Con questa avida ricerca del piacere ci si espone sempre più alla fortuna e al caso, ribadendo il l’attaccamento ad oggetti esterni che il fato può strappare in un momento. La felicità non può esistere dove non c’è sicurezza; e non ci può essere posto per la sicurezza dove tutto è dominato dalla fortuna. Anche se questa incostante divinità non esercitasse la sua furia contro di voi, il terrore di essa vi tormenterebbe comunque; disturberebbe il vostro sonno e i vostri sogni.
Il tempio della saggezza è costruito su una roccia, al di sopra della collera e inaccessibile alla malignità dell’uomo. Il saggio, mentre respira quest’aria serena, guarda giù verso gli errori dei mortali. Tuttavia, egli sa che in questa cupa apatia non potrà trovare né la vera saggezza né la vera felicità. Egli sente con forza il fascino degli affetti sociali.
Le passioni sociali hanno un aspetto magnifico agli occhi di Dio e dell’uomo quando si associano ai sentimenti della virtù e ci spingono ad azioni giuste e lodevoli. Un esempio è il trionfo della natura nell’affetto dei genitori. L’uomo corre in soccorso della prole attraverso i più minacciosi pericoli.
Tuttavia, questi oggetti sono ancora limitati per la mente umana che, essendo di origine celestiale, si innalza fino ai sentimenti più divini. Essa considera la libertà e le leggi come la fonte della felicità umana e si dedica con solerzia a proteggere. Nel vero saggio e nel vero patriota vi sono le qualità che elevano l’uomo morale fino alla somiglianza con la divinità.
La dote della virtù è la gloria, la dolce ricompensa di onorevoli fatiche.

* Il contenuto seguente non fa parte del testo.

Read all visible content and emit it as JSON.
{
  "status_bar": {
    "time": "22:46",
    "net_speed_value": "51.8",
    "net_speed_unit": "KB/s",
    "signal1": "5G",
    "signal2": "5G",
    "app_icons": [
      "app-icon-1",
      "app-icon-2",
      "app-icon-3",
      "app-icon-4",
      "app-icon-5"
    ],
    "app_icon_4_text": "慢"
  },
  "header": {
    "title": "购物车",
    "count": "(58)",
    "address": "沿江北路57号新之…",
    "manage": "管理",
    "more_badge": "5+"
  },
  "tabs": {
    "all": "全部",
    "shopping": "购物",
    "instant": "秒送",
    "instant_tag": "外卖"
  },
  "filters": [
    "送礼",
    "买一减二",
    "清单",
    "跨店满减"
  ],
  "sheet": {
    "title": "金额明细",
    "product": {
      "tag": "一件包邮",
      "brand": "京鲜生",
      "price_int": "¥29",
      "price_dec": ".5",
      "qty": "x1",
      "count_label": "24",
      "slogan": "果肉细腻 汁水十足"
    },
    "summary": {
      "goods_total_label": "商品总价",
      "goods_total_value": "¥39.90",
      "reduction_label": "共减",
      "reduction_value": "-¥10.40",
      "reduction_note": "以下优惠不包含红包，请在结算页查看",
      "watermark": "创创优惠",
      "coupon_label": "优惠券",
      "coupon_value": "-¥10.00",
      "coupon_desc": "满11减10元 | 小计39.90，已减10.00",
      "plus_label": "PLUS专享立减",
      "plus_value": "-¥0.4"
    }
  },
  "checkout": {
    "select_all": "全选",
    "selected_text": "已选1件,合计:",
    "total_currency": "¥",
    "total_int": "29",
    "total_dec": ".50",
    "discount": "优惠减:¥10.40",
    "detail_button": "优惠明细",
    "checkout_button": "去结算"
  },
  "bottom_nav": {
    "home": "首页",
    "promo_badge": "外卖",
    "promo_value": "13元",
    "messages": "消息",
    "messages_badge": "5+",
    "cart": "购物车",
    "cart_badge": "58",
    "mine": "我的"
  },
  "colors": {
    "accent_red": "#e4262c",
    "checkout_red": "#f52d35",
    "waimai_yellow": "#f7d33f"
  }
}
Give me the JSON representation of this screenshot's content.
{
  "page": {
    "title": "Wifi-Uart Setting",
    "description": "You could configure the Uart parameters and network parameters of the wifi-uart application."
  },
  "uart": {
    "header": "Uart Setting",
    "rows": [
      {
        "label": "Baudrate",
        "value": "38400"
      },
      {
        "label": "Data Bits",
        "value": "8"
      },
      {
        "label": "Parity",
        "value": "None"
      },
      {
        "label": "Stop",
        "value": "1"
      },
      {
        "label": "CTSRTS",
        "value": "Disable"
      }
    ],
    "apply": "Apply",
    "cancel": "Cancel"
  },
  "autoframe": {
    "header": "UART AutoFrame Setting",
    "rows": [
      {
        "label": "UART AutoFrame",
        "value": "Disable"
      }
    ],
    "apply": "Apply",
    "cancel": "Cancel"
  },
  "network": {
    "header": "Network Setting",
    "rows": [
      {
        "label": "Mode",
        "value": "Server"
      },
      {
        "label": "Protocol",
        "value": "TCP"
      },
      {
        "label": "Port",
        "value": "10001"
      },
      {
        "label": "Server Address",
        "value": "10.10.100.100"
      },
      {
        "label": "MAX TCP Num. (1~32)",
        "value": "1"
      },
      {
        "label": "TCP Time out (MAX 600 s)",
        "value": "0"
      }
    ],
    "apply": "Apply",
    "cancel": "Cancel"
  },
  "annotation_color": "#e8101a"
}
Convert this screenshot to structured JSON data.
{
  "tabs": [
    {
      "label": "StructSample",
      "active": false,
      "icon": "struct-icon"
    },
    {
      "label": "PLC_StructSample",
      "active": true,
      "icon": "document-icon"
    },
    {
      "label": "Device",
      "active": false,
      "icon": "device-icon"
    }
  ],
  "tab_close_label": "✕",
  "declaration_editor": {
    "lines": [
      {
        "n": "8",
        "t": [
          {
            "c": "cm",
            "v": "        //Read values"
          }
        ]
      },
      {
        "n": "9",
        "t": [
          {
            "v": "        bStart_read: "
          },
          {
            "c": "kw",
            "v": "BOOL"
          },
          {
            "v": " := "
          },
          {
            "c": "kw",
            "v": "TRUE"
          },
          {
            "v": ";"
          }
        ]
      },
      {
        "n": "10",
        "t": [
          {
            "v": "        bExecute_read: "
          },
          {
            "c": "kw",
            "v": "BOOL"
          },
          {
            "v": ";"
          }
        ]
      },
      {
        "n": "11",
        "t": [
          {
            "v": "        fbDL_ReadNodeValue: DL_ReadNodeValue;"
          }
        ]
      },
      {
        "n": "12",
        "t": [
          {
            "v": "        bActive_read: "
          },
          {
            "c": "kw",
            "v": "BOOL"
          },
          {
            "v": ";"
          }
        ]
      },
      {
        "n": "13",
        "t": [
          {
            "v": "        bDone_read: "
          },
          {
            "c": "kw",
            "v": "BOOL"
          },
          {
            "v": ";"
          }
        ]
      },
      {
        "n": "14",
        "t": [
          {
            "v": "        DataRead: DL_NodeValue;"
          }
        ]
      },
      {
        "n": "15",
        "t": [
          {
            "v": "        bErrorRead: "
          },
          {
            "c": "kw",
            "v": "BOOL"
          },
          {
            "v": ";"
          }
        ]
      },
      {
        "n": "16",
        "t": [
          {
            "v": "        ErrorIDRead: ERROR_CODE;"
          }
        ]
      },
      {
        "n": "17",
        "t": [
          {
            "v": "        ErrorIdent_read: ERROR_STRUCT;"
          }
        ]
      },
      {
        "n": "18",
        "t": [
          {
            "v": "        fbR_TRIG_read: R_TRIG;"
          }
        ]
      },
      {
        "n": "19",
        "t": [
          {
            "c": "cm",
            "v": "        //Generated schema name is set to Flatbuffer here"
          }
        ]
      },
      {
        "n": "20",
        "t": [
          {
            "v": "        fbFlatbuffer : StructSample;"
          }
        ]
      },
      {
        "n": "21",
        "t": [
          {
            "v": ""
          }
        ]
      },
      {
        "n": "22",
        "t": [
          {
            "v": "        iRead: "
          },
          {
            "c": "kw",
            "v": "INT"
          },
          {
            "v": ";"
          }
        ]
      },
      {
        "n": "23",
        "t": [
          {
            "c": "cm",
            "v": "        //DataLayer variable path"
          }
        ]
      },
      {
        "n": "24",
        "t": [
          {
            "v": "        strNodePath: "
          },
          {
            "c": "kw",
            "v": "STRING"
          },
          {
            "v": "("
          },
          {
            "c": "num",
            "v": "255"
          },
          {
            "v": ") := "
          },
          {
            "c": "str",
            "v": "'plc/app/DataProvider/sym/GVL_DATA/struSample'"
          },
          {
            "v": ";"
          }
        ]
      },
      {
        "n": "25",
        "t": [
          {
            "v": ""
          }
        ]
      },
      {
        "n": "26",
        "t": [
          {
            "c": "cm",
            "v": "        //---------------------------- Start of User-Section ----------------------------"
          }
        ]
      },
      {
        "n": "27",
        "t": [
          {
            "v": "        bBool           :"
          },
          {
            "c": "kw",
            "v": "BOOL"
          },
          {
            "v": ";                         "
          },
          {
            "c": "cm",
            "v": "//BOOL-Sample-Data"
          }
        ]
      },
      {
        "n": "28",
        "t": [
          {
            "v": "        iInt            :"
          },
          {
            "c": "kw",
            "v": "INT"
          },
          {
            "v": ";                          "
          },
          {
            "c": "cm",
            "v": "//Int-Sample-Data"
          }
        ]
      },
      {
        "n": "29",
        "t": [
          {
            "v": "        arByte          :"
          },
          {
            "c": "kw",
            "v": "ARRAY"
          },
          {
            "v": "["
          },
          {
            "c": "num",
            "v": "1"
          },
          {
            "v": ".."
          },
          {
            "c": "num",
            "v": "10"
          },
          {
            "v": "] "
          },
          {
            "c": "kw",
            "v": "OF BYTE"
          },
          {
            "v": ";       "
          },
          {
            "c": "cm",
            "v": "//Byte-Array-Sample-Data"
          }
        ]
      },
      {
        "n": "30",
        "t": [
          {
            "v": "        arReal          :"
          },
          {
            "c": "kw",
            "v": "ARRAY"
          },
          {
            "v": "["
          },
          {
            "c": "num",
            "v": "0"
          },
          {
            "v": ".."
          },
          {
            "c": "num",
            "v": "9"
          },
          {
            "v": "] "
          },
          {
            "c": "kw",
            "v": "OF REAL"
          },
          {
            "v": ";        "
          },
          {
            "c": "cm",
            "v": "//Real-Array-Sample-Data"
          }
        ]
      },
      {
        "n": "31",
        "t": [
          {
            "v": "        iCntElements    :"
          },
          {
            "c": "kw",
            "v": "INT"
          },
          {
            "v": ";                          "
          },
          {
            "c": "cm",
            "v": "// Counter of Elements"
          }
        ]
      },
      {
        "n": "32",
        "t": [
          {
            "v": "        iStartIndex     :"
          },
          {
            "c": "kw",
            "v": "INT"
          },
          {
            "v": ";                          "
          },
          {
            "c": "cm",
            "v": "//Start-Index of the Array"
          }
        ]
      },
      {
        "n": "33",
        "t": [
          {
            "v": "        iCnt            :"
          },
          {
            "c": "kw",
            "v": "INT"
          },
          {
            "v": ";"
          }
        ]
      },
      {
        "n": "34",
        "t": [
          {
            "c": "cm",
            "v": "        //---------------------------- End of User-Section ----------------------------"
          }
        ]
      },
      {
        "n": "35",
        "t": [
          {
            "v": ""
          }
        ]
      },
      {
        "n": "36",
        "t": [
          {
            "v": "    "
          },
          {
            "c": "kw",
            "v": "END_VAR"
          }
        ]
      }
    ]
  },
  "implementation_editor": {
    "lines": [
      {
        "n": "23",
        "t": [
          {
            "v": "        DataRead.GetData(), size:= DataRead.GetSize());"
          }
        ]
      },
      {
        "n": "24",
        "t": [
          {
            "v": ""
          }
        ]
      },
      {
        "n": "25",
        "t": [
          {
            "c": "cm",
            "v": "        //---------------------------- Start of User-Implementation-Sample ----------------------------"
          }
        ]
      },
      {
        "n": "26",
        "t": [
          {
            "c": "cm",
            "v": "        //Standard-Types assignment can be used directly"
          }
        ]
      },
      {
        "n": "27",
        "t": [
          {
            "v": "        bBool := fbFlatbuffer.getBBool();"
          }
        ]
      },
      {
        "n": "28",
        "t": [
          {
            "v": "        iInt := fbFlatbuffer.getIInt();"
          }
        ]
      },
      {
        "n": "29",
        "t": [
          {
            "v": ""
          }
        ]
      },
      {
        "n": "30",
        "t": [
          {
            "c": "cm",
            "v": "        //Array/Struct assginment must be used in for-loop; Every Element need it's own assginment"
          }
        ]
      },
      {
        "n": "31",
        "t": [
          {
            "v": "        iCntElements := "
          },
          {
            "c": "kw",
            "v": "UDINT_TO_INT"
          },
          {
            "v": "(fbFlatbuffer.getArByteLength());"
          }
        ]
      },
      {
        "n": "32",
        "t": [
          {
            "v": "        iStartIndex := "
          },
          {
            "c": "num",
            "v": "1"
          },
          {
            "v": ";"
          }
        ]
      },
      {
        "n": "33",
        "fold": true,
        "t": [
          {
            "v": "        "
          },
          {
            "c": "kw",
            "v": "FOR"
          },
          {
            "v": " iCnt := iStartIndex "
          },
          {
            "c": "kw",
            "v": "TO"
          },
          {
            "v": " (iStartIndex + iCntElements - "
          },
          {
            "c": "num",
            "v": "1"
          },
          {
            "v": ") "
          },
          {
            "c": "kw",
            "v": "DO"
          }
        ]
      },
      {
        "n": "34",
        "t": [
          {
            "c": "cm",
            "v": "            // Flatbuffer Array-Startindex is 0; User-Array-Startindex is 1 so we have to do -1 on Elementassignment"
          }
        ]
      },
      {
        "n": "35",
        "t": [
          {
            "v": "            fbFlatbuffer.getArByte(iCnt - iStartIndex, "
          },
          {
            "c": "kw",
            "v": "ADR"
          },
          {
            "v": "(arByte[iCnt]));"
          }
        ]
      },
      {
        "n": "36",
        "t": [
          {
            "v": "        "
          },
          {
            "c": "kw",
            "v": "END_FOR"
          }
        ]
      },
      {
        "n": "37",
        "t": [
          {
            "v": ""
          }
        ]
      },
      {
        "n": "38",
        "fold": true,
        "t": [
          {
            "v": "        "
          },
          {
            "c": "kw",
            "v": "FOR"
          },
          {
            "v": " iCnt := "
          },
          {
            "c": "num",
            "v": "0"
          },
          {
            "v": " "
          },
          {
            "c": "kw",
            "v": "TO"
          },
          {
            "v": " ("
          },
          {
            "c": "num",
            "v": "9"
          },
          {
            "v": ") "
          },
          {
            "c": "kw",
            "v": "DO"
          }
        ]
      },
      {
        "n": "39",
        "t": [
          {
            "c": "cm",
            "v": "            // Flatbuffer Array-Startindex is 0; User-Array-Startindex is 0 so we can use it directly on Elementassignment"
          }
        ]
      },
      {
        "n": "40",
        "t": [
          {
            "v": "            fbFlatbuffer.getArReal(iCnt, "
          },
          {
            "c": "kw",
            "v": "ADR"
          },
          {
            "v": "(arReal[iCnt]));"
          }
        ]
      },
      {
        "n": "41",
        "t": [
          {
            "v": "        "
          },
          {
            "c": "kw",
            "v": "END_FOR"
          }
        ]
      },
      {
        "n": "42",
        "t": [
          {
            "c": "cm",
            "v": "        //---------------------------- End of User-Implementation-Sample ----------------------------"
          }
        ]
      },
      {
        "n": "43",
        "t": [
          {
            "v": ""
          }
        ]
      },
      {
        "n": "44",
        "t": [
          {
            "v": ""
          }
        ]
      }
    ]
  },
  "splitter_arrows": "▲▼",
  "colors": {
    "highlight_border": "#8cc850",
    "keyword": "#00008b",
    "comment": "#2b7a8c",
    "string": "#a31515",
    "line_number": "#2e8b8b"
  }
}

Elevato da un premio così sublime, l’uomo virtuoso guarda con disprezzo al piacere e al pericolo. La stessa morte cessa di fare paura, quando si rende conto che, a dispetto della morte, del tempo, e delle vicissitudini degli eventi umani, egli si è assicurato una fama immortale tra tutti i figli degli uomini.
L’uomo morale, senza decidere nulla sull’essere benevolo, dubbio oggetto di discussione dei filosofi speculativi, è soddisfatto di quanto gli ha assegnato il supremo architetto di tutte le cose, e se rimarrà deluso, riconoscerà comunque con gratitudine la bontà del suo creatore il quale, dandogli la vita, gli ha comunque dato l’opportunità di acquisire per una volta un bene inestimabile.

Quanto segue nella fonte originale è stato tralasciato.